Soualmia Lina F, Dahamna Badisse, Thirion Benoît, Darmoni Stéfan J
CISMeF Team, Rouen University Hospital, Rouen, France.
Stud Health Technol Inform. 2006;124:595-600.
The amount of health data accessible on the Web is increasing and Internet has become a major source of health information. Many tools and search engines are available but medical information retrieval remains difficult for both the health professional and the patients.
In this paper we describe heuristics that aim at matching as much as possible queries with the content of the documents in the context of the CISMeF catalogue (Catalogue and Index of Health Resources in French) and its Doc'CISMeF search tool. The queries are represented by terms and the content of the documents is indexed by a terminology based on the MeSH thesaurus.
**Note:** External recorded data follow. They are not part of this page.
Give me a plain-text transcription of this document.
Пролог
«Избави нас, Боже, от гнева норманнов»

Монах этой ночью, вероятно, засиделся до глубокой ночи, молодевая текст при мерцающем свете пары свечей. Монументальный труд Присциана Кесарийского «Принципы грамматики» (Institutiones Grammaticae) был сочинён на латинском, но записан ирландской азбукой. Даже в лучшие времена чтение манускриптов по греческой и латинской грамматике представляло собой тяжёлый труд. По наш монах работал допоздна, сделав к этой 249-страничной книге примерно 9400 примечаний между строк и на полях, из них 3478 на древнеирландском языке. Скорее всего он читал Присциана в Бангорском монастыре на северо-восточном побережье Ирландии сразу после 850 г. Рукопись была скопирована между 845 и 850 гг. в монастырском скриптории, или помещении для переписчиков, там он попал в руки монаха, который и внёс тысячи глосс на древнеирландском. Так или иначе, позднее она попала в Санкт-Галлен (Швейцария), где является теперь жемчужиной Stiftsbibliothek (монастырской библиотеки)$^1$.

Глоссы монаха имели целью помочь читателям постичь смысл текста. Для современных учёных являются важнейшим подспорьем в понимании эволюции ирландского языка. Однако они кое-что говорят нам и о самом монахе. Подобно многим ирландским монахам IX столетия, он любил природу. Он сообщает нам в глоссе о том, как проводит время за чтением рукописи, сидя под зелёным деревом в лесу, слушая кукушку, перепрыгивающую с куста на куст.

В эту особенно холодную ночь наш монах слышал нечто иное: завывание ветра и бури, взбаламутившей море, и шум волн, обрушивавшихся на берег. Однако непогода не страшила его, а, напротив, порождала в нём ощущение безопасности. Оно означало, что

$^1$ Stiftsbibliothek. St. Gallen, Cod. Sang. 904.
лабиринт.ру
Several operations are performed to match the terms of the terminology: natural language processing techniques on multi-words queries, phonemisation, spelling correction, plain text search with adjacency etc.. Each one is tested to evaluate its contribution in matching the terminology and the indexed documents.
The implemented heuristics contribute significantly with good results in maximising as much as possible the recall of the Doc'CISMeF search tool.
网络上可获取的健康数据量不断增加,互联网已成为健康信息的主要来源。虽然有许多工具和搜索引擎,但医学信息检索对于健康专业人员和患者来说仍然困难。
在本文中,我们描述了一些启发式方法,旨在使CISMeF目录(法语健康资源目录和索引)及其Doc'CISMeF搜索工具中的查询与文档内容尽可能匹配。查询由术语表示,文档内容通过基于医学主题词表的术语进行索引。
为了使术语匹配,执行了多项操作:对多词查询进行自然语言处理技术、音素化、拼写纠正、邻接纯文本搜索等。对每一项操作进行测试,以评估其在术语与索引文档匹配中的作用。
所实施的启发式方法在尽可能提高Doc'CISMeF搜索工具的召回率方面取得了显著成效。